En revanche, il est certain que Keynes s’inscrivait dans la « fin du laisser-faire » et en rupture avec les mécanismes automatiques du marché. Dans ce cadre, le coronavirus a bien sûr un fond keynésien. Lorsque les forces privées sont confinées chez elle et que seule la puissance publique peut intervenir, le marché ne peut logiquement être autorégulateur, à supposer qu’il le soit déjà en temps normal. La mise des prérogatives sociales de l’Etat et des stabilisateurs automatiques, mis en avant par le néo-keynésien Samuelson, jouent en faveur de Keynes. Si elle n’est pas présente pour le moment, il est possible que la relance keynésienne intervienne plus tard. Au moment où le confinement sera terminé et les forces productives sur le retour, un soutien à l’activité pourrait intervenir. La préservation des équilibres publics risque néanmoins de le rendre impossible.

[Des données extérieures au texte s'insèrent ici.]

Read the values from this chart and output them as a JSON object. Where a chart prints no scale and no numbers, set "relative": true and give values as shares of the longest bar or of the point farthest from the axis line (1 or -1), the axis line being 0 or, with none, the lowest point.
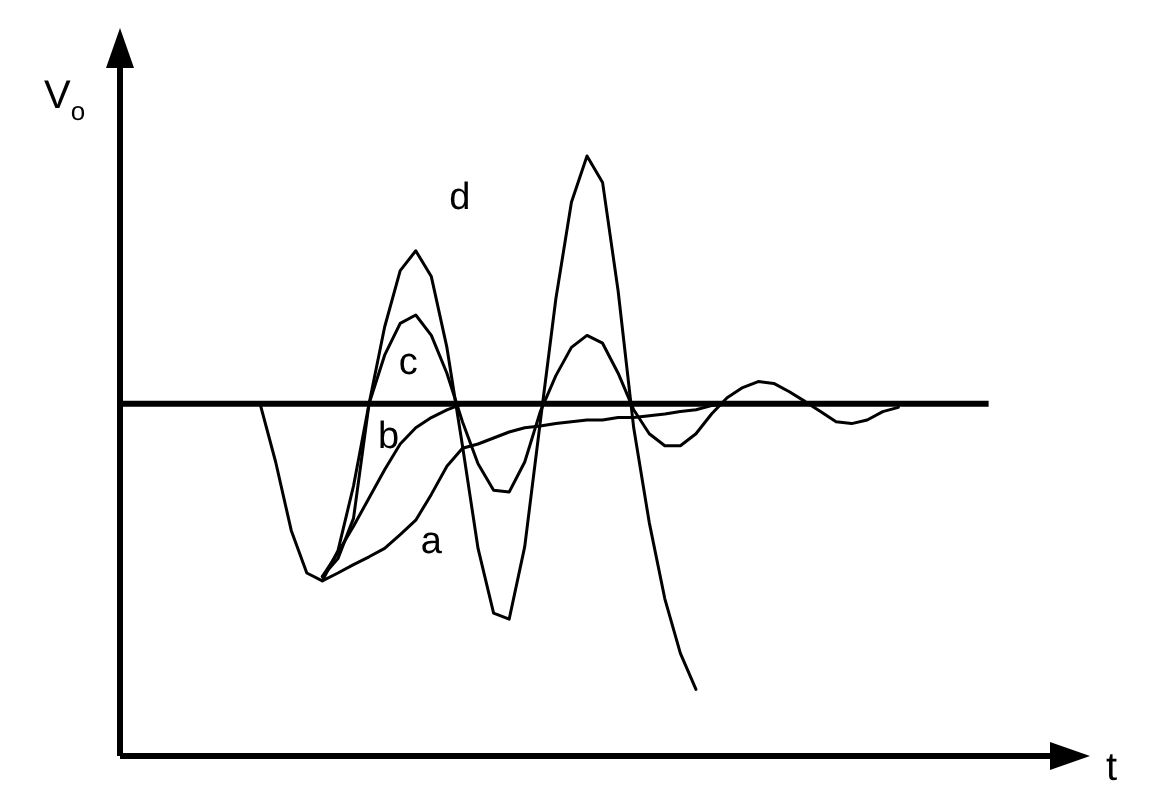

Une parenthèse ou la fin de l’obsession libérale ?
L’augmentation des déficits publics risque de laisser une trace forte sur l’évolution des politiques économiques européennes. Qui pourrait en effet défendre dans les deux ou trois prochaines de nouvelles mesures de dépenses publiques alors que la dette publique atteindrait des records ? En guise de jurisprudence, la crise de 2008 avait en effet marqué un retour momentané de l’outil budgétaire avant de l’enterrer presque définitivement pendant près d’une décennie. Dans ces circonstances, on ne peut guère attendre que le principe keynésien se généralise. Néanmoins grâce à l’épisode du coronavirus, Keynes a au moins eu le mérite de se rappeler à nos beaux souvenirs. Désormais les gouvernements auront peut-être moins de réticence à utiliser les outils budgétaires de manière contra-cyclique. De surcroît, le rôle des services publics, principalement en matière de santé, devrait également être un tournant des prochaines politiques budgétaires. Toute la question reste donc de savoir si le retour de Keynes n’était encore une fois qu’une piqûre de rappel, ou une tendance durable. La réforme des statuts européens s’inscrirait dans ce sens.